Another aspect of the book these academics might find unique is the book’s coverage of the opponents of temperance, who were actually the type of people one would traditionally expect to find supporting the cause: the upper class, wealthy merchants and manufacturers, professionals, influential Established Church of Scotland ministers, and professors of the city’s two universities. In particular, the controversy over allowing temperance meetings in the city’s quoad civilia Established churches, those under the patronage of the town council, or the vitriolic debates in the Aberdeen Presbytery over the acceptance of an 1842 committee report (written by some of the tee-totalling ministers) on intemperance. In the latter, Rev.
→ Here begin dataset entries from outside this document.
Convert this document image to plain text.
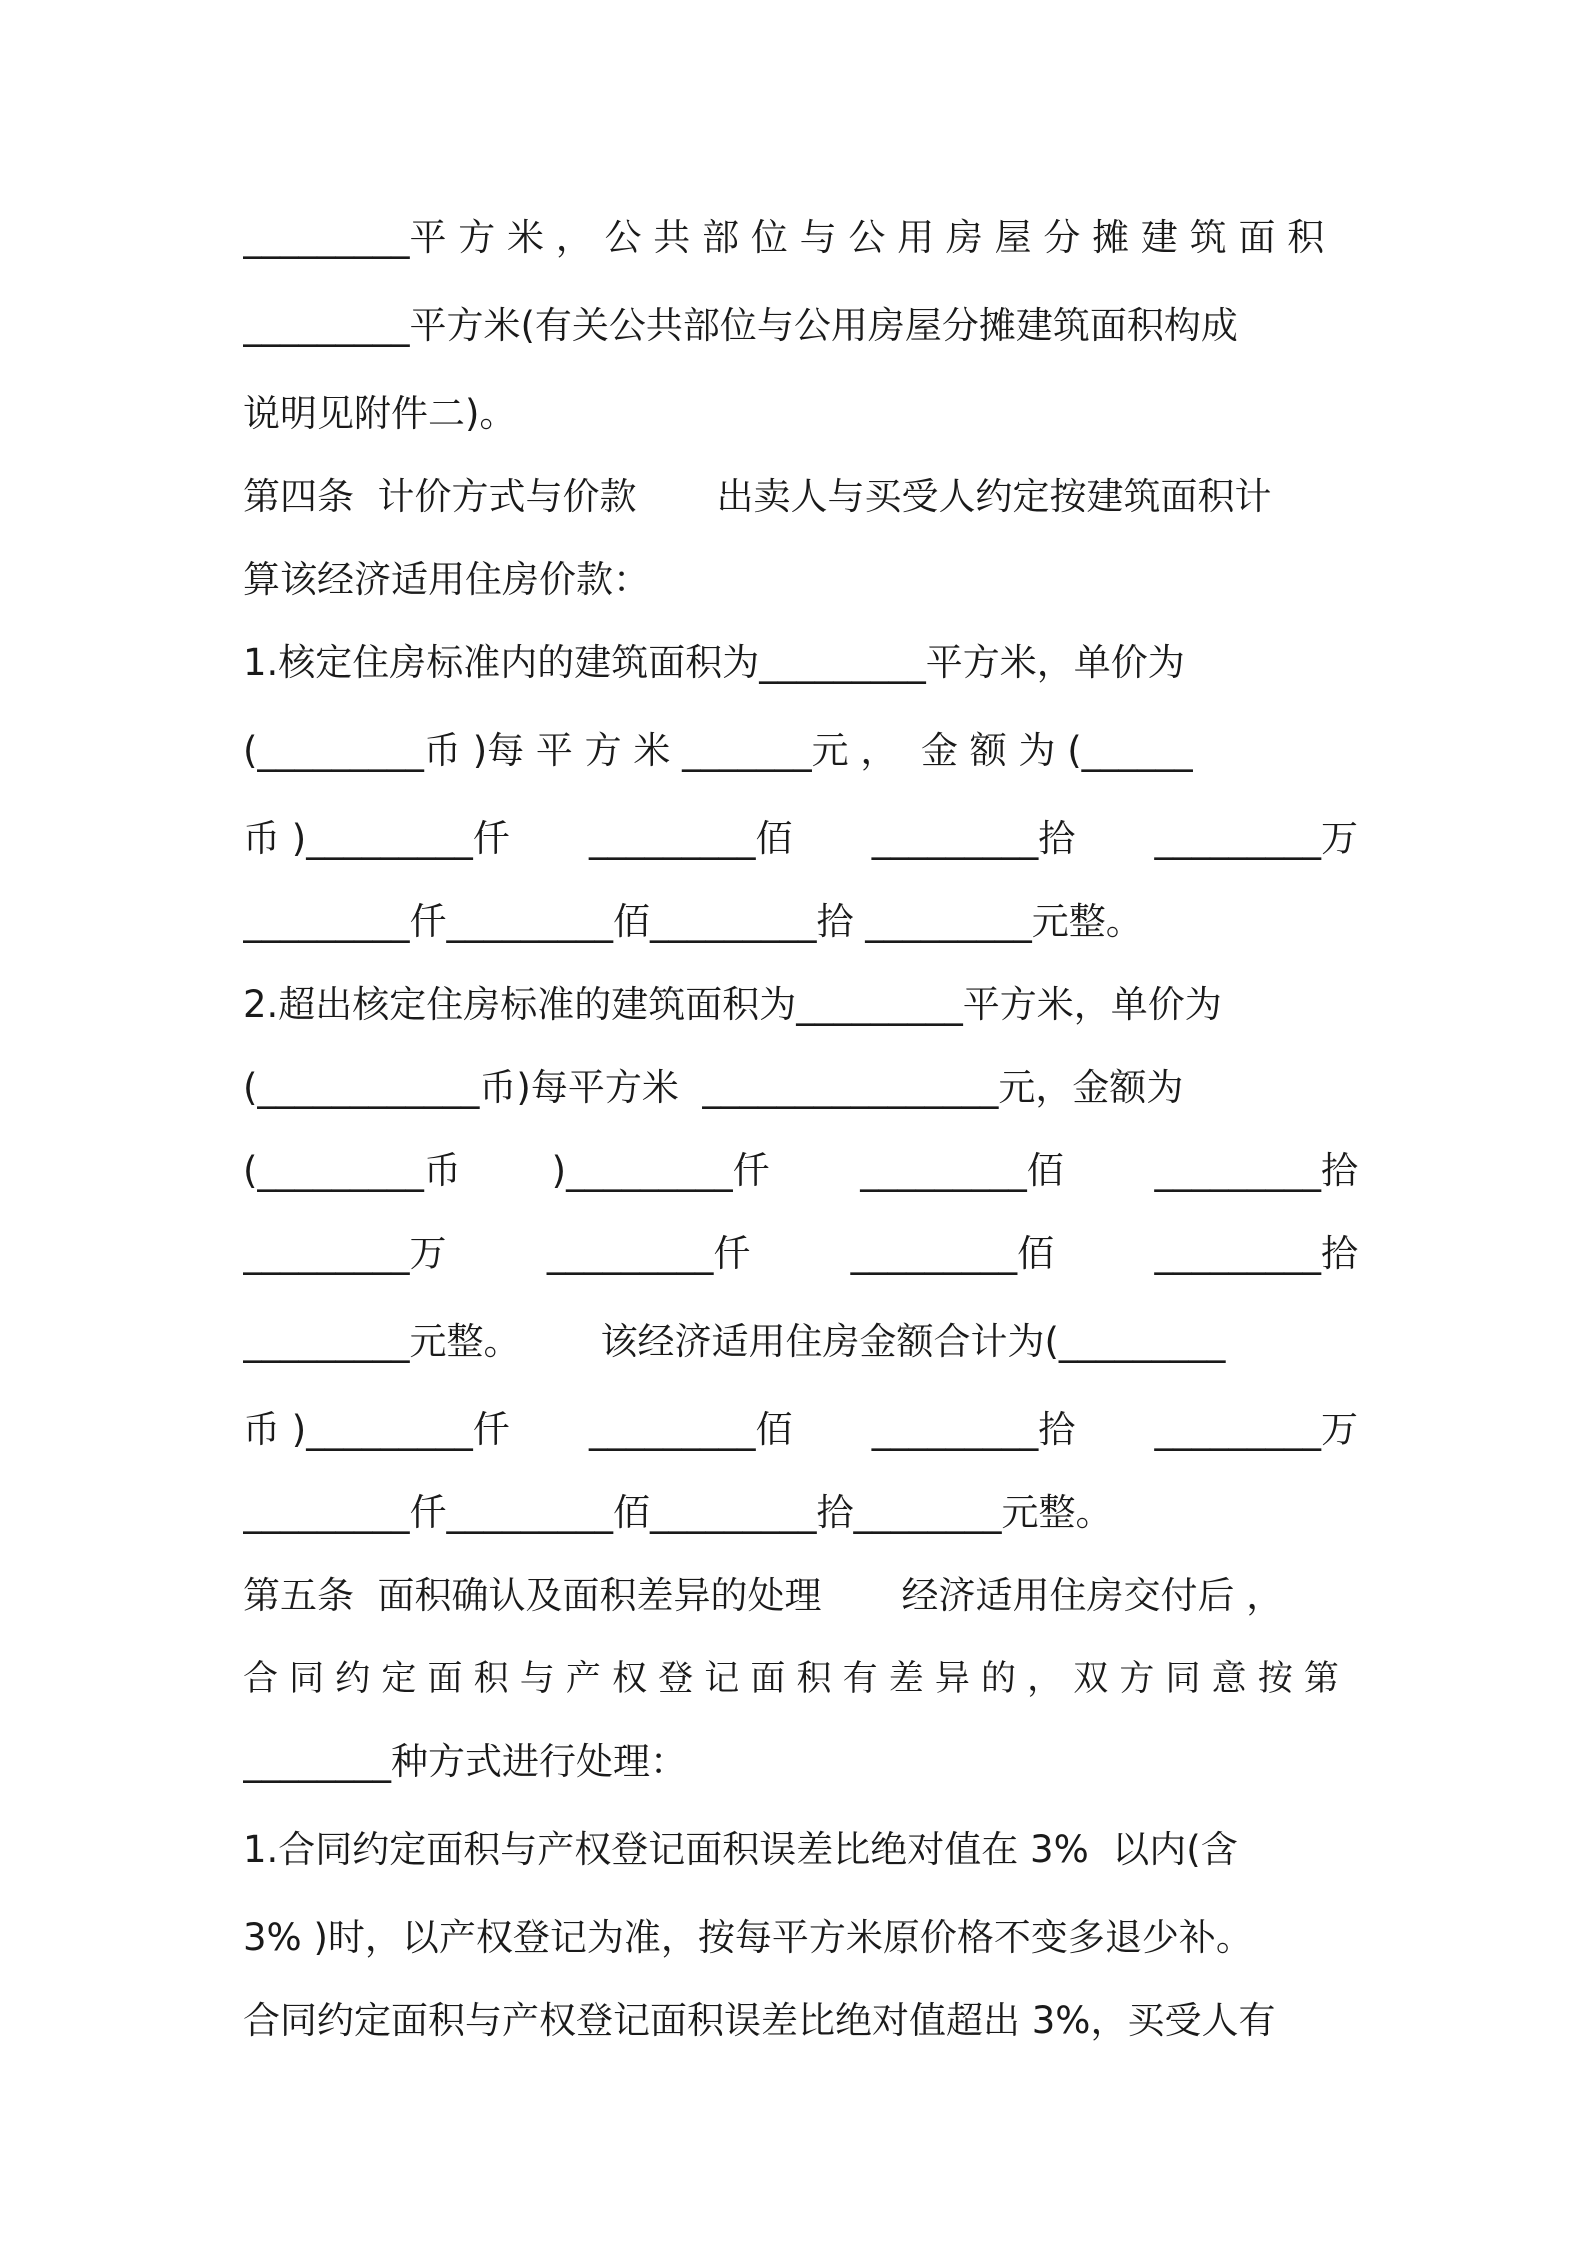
_________平 方 米 ， 公 共 部 位 与 公 用 房 屋 分 摊 建 筑 面 积
_________平方米(有关公共部位与公用房屋分摊建筑面积构成
说明见附件二)。
第四条  计价方式与价款 出卖人与买受人约定按建筑面积计
算该经济适用住房价款：
1.核定住房标准内的建筑面积为_________平方米，单价为
(_________币 )每 平 方 米 _______元 ，  金 额 为 (______
币 )_________仟 _________佰 _________拾 _________万
_________仟_________佰_________拾 _________元整。
2.超出核定住房标准的建筑面积为_________平方米，单价为
(____________币)每平方米  ________________元，金额为
(_________币 )_________仟 _________佰 _________拾
_________万	_________仟	_________佰	_________拾
_________元整。 该经济适用住房金额合计为(_________
币 )_________仟 _________佰 _________拾 _________万
_________仟_________佰_________拾________元整。
第五条  面积确认及面积差异的处理 经济适用住房交付后 ，
合 同 约 定 面 积 与 产 权 登 记 面 积 有 差 异 的 ， 双 方 同 意 按 第
________种方式进行处理：
1.合同约定面积与产权登记面积误差比绝对值在 3%  以内(含
3% )时，以产权登记为准，按每平方米原价格不变多退少补。
合同约定面积与产权登记面积误差比绝对值超出 3%，买受人有
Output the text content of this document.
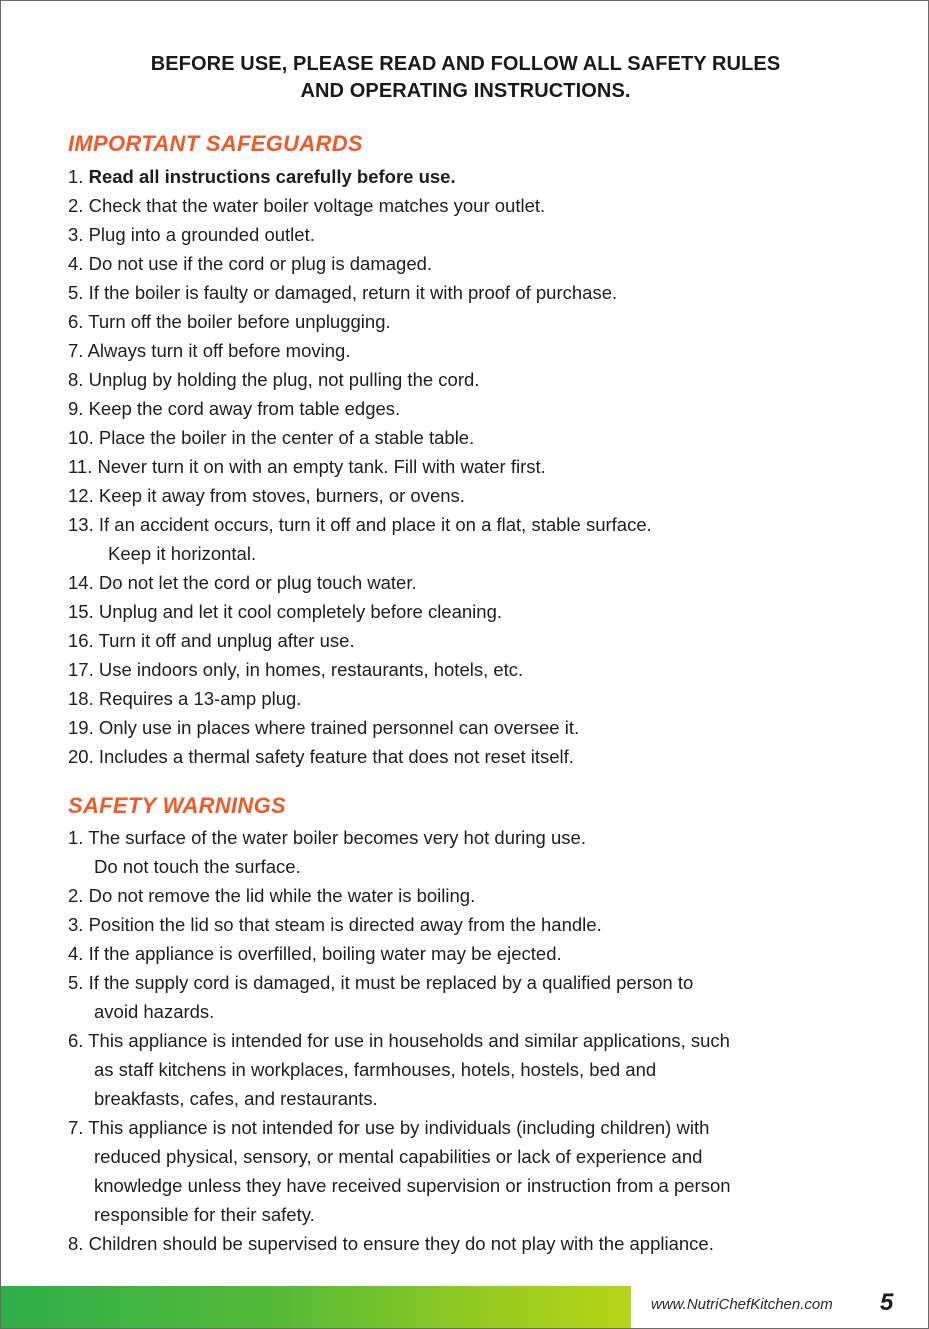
BEFORE USE, PLEASE READ AND FOLLOW ALL SAFETY RULES
AND OPERATING INSTRUCTIONS.
IMPORTANT SAFEGUARDS
1. Read all instructions carefully before use.
2. Check that the water boiler voltage matches your outlet.
3. Plug into a grounded outlet.
4. Do not use if the cord or plug is damaged.
5. If the boiler is faulty or damaged, return it with proof of purchase.
6. Turn off the boiler before unplugging.
7. Always turn it off before moving.
8. Unplug by holding the plug, not pulling the cord.
9. Keep the cord away from table edges.
10. Place the boiler in the center of a stable table.
11. Never turn it on with an empty tank. Fill with water first.
12. Keep it away from stoves, burners, or ovens.
13. If an accident occurs, turn it off and place it on a flat, stable surface.
Keep it horizontal.
14. Do not let the cord or plug touch water.
15. Unplug and let it cool completely before cleaning.
16. Turn it off and unplug after use.
17. Use indoors only, in homes, restaurants, hotels, etc.
18. Requires a 13-amp plug.
19. Only use in places where trained personnel can oversee it.
20. Includes a thermal safety feature that does not reset itself.
SAFETY WARNINGS
1. The surface of the water boiler becomes very hot during use.
Do not touch the surface.
2. Do not remove the lid while the water is boiling.
3. Position the lid so that steam is directed away from the handle.
4. If the appliance is overfilled, boiling water may be ejected.
5. If the supply cord is damaged, it must be replaced by a qualified person to
avoid hazards.
6. This appliance is intended for use in households and similar applications, such
as staff kitchens in workplaces, farmhouses, hotels, hostels, bed and
breakfasts, cafes, and restaurants.
7. This appliance is not intended for use by individuals (including children) with
reduced physical, sensory, or mental capabilities or lack of experience and
knowledge unless they have received supervision or instruction from a person
responsible for their safety.
8. Children should be supervised to ensure they do not play with the appliance.
www.NutriChefKitchen.com 5
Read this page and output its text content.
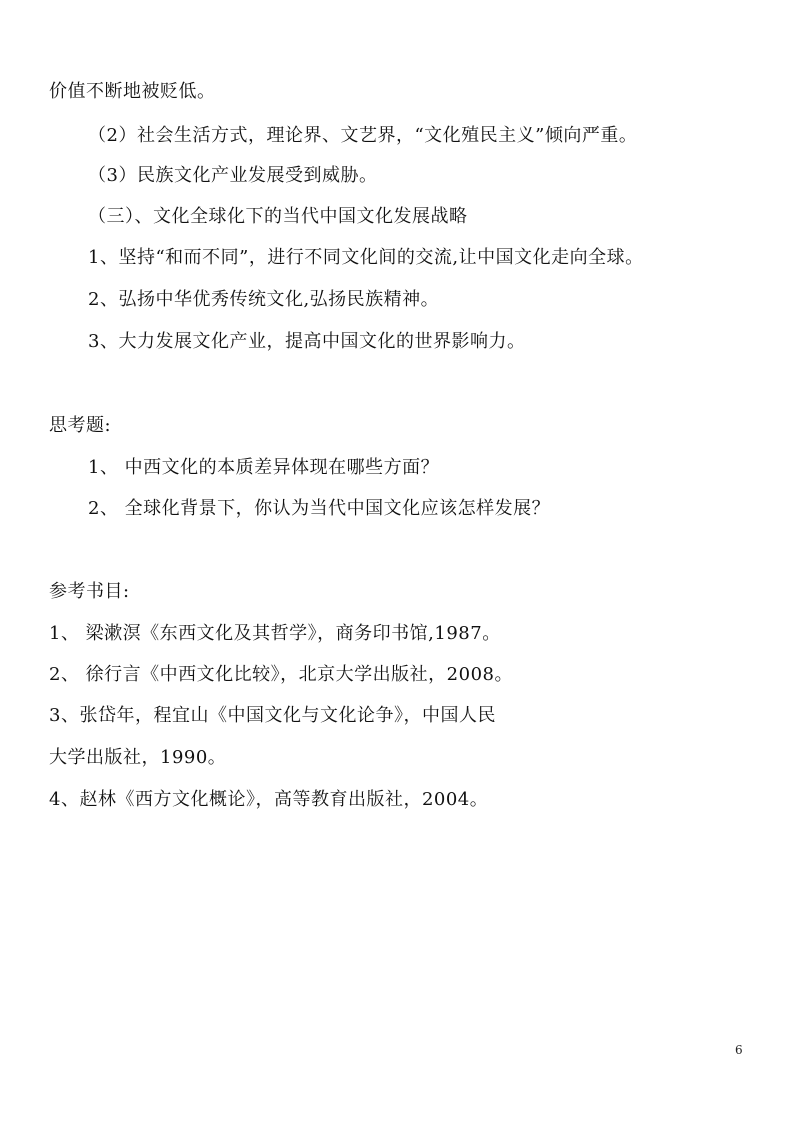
价值不断地被贬低。
（2）社会生活方式，理论界、文艺界，“文化殖民主义”倾向严重。
（3）民族文化产业发展受到威胁。
（三）、文化全球化下的当代中国文化发展战略
1、坚持“和而不同”，进行不同文化间的交流,让中国文化走向全球。
2、弘扬中华优秀传统文化,弘扬民族精神。
3、大力发展文化产业，提高中国文化的世界影响力。
思考题:
1、 中西文化的本质差异体现在哪些方面？
2、 全球化背景下，你认为当代中国文化应该怎样发展？
参考书目:
1、 梁漱溟《东西文化及其哲学》，商务印书馆,1987。
2、 徐行言《中西文化比较》，北京大学出版社，2008。
3、张岱年，程宜山《中国文化与文化论争》，中国人民
大学出版社，1990。
4、赵林《西方文化概论》，高等教育出版社，2004。
6
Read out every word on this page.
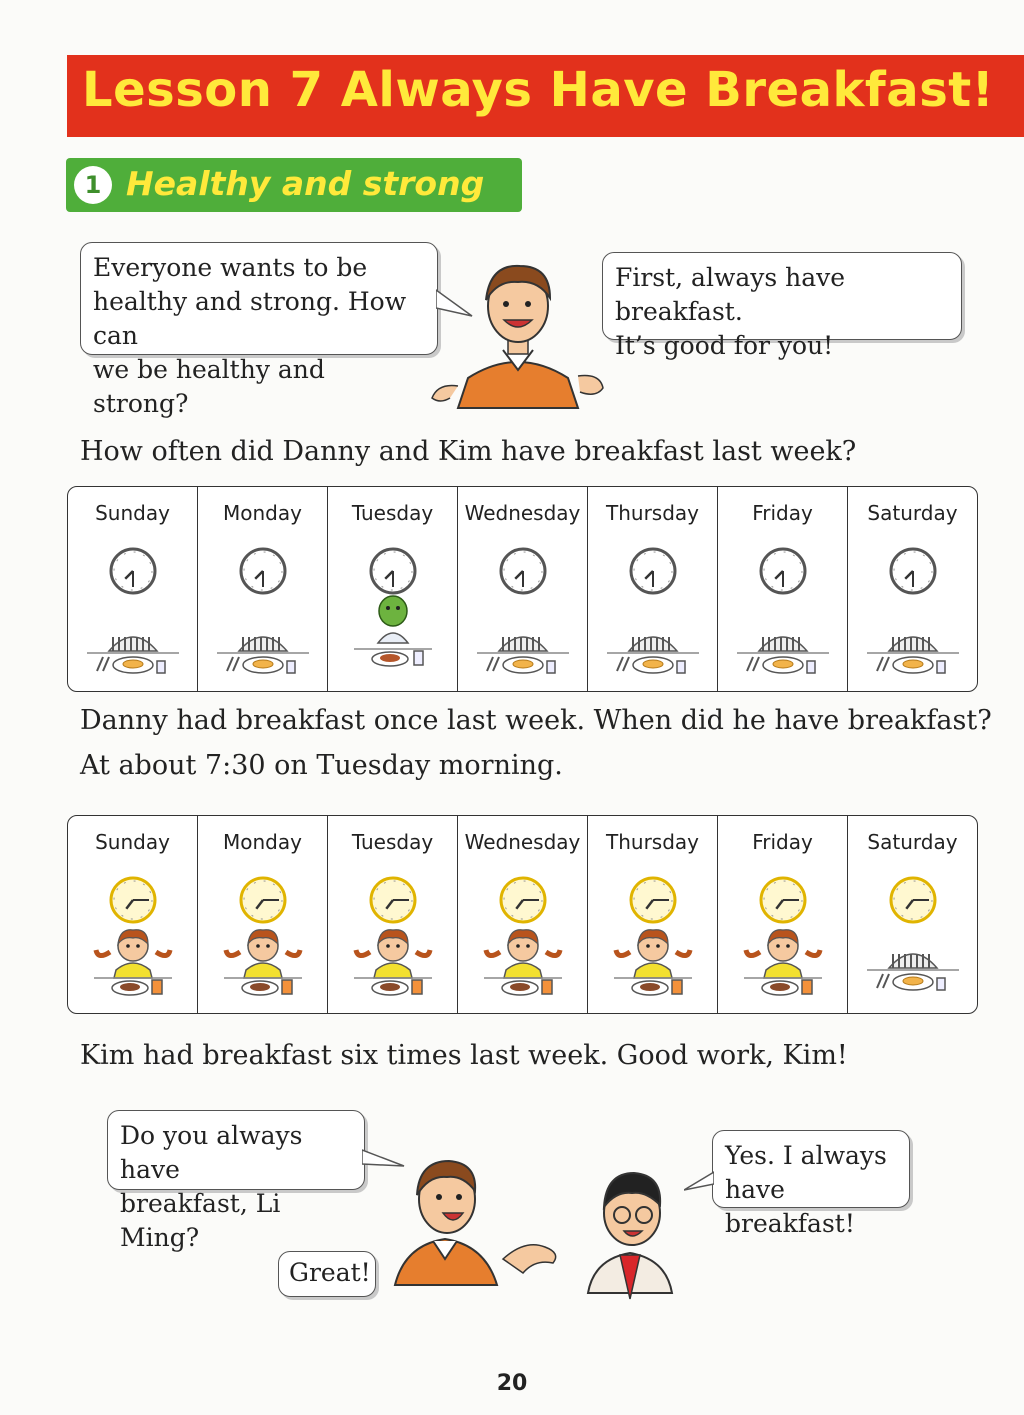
Lesson 7 Always Have Breakfast!
1 Healthy and strong
Everyone wants to be
healthy and strong. How can
we be healthy and strong?
First, always have breakfast.
It’s good for you!
How often did Danny and Kim have breakfast last week?
Sunday	Monday	Tuesday	Wednesday	Thursday	Friday	Saturday
Danny had breakfast once last week. When did he have breakfast?
At about 7:30 on Tuesday morning.
Sunday	Monday	Tuesday	Wednesday	Thursday	Friday	Saturday
Kim had breakfast six times last week. Good work, Kim!
Do you always have
breakfast, Li Ming?
Yes. I always
have breakfast!
Great!
20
Murray of the North Parish pronounced that, “in the New Testament, the Devil is represented as the author of abstinence societies” and that “those who go about commanding” abstinence were “preaching the ‘doctrine of devils’….”
Now that the hard part is over, what is the thing YOU find most interesting about your book?
What I found most interesting in my research was just how prevalent excessive drunkenness was in Aberdeen. In order to try to decrease illegal smuggling, the British government significantly reduced the duty on Scottish whisky in 1823. This profoundly changed the drinking habits of the Scots as whisky consumption tripled by 1830. In Scotland, drunkenness was not a punishable offence between 1828 and 1862 and most of the work of the Aberdeen’s police force was spent taking up people found “drunk and incapable” or those found “drunk and disorderly” in the streets. In fact, in 1833 the watch-house medical attendant, Dr. Francis Ogston, was praised by the police board for saving several intoxicated individuals “by the timely application of the stomach pump” and gave him funds to purchase a new and improved stomach pump. It is not clear just how often the device was used, but it probably would have been fairly common. To illustrate, in the three months from 1 January to 31 March 1841, 170 men and 405 women were taken up for drunk and disorderly. While this is notable in a city with population of 63,000, it was further noted that their were actually 1,441 cases of female being brought to the watch house drunk, including seventy-four who were committed on average fourteen times each.
Every research project leaves some stones unturned. What stone are you most curious to see turned over soon?
I would like to find out if any petitions from the various Aberdeen temperance societies to Parliament exist since the names listed could provide additional information about the motives of these reformers.
Bonus Question: In an audio version of this book, who should provide the narration?
While Sean Connery would appeal to a wider audience, I think Billy Connolly would be a more appropriate choice even though he is a Glaswegian.